Many Dead Heads considered this album to be a sell out for the Grateful Dead. Certainly, it was the start of their biggest period of commercial success. The truth is, though, musically, it’s a strong disc that showcases the same type of music the Grateful Dead had been doing for years. It still holds up very well today. There’s a lot of variety on the set and just some great tunes.
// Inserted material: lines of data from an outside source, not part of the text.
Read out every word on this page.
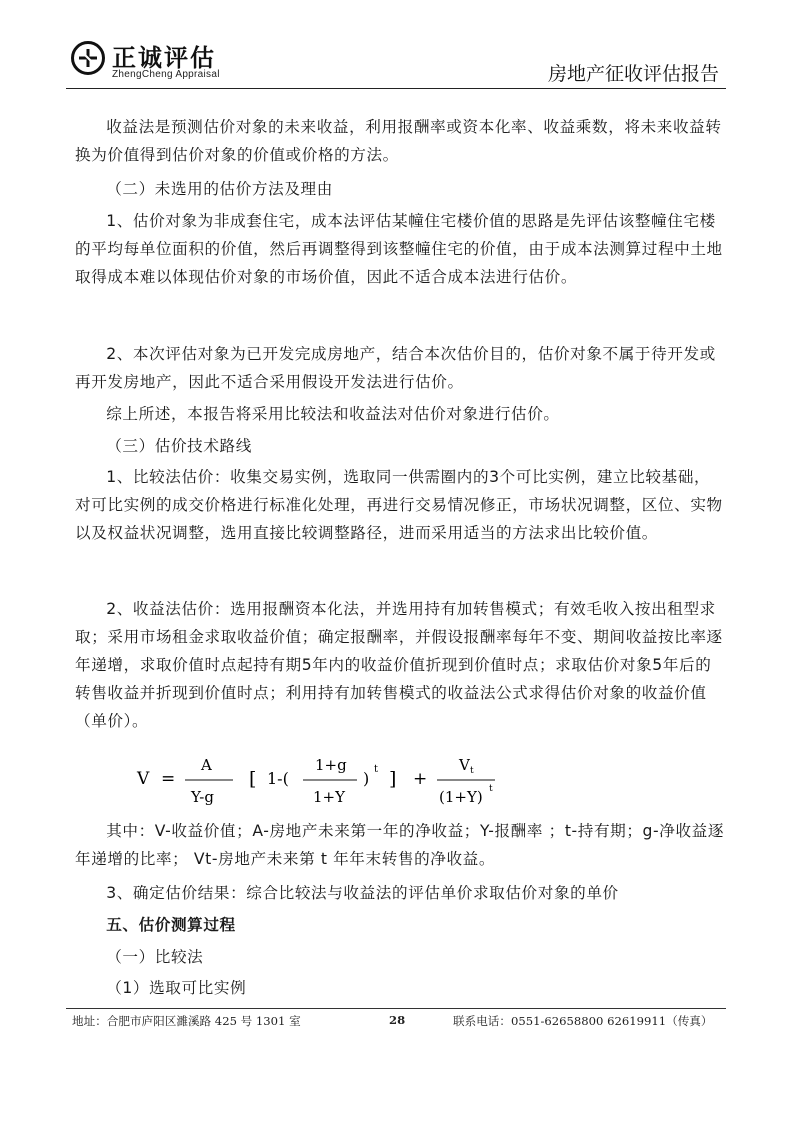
正诚评估
ZhengCheng Appraisal	房地产征收评估报告
收益法是预测估价对象的未来收益，利用报酬率或资本化率、收益乘数，将未来收益转换为价值得到估价对象的价值或价格的方法。
（二）未选用的估价方法及理由
1、估价对象为非成套住宅，成本法评估某幢住宅楼价值的思路是先评估该整幢住宅楼的平均每单位面积的价值，然后再调整得到该整幢住宅的价值，由于成本法测算过程中土地取得成本难以体现估价对象的市场价值，因此不适合成本法进行估价。
2、本次评估对象为已开发完成房地产，结合本次估价目的，估价对象不属于待开发或再开发房地产，因此不适合采用假设开发法进行估价。
综上所述，本报告将采用比较法和收益法对估价对象进行估价。
（三）估价技术路线
1、比较法估价：收集交易实例，选取同一供需圈内的3个可比实例，建立比较基础，对可比实例的成交价格进行标准化处理，再进行交易情况修正，市场状况调整，区位、实物以及权益状况调整，选用直接比较调整路径，进而采用适当的方法求出比较价值。
2、收益法估价：选用报酬资本化法，并选用持有加转售模式；有效毛收入按出租型求取；采用市场租金求取收益价值；确定报酬率，并假设报酬率每年不变、期间收益按比率逐年递增，求取价值时点起持有期5年内的收益价值折现到价值时点；求取估价对象5年后的转售收益并折现到价值时点；利用持有加转售模式的收益法公式求得估价对象的收益价值（单价）。
V =
A
Y-g
[ 1-(
1+g
1+Y
) t ] +
V t
(1+Y) t
其中：V-收益价值；A-房地产未来第一年的净收益；Y-报酬率 ；t-持有期；g-净收益逐年递增的比率； Vt-房地产未来第 t 年年末转售的净收益。
3、确定估价结果：综合比较法与收益法的评估单价求取估价对象的单价
五、估价测算过程
（一）比较法
（1）选取可比实例
地址：合肥市庐阳区濉溪路 425 号 1301 室	28	联系电话：0551-62658800 62619911（传真）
This review is available in book format (hardcover and paperback) in Music Street Journal: 2011  Volume 1 at

Track by Track Review
Touch of Grey

This, along with the track that follows it, was a big hit for The Dead. It’s a pretty typical Grateful Dead song, though, not a sellout by any means. It’s a mid-tempo number with a catchy chorus. The instrumentation is strong and there is a great vocal arrangement.

Hell in a Bucket
The lyrics to this one are sarcastic and angry, but also, ultimately, defiantly triumphant. The song rocks out a bit harder than the opener and is a great number. Jerry Garcia solos all over this piece.
When Push Comes to Shove
Here’s a slow moving number with a lot of country music built into the arrangement. It’s also quite bluesy and has a real honky tonk feeling to it. The chorus is extremely catchy and there’s a lot of killer piano in the arrangement.
West L.A. Fadeaway
A funky number, this is just plain tasty. It’s a somewhat low-key number, but it’s also extremely tasty.
Tons of Steel
A song about a train, if the Dead did sell out, it’s on this song. It’s got a definite AOR sound, and it doesn’t really feel like the Grateful Dead. That said, it’s still a great song. The funny thing is, this song wasn’t even a hit. The little closing bit is almost prog rock, feeling a bit like Rick Wakeman.
Throwing Stones
A bass driven piece, this is classic Grateful Dead. It’s actually my favorite piece on the album. It’s a great rocker with a bit of funk built into it. It’s also got some very deep lyrics. There’s some great guitar soloing on this number, too. This is quite a dynamic number that at times makes me think a bit of Terrapin Station.
Black Muddy River
A slow moving number, this seems to combine bluegrass and gospel music into a bluesy piece. It’s good, but perhaps a bit too low-key to have in the position of album closer.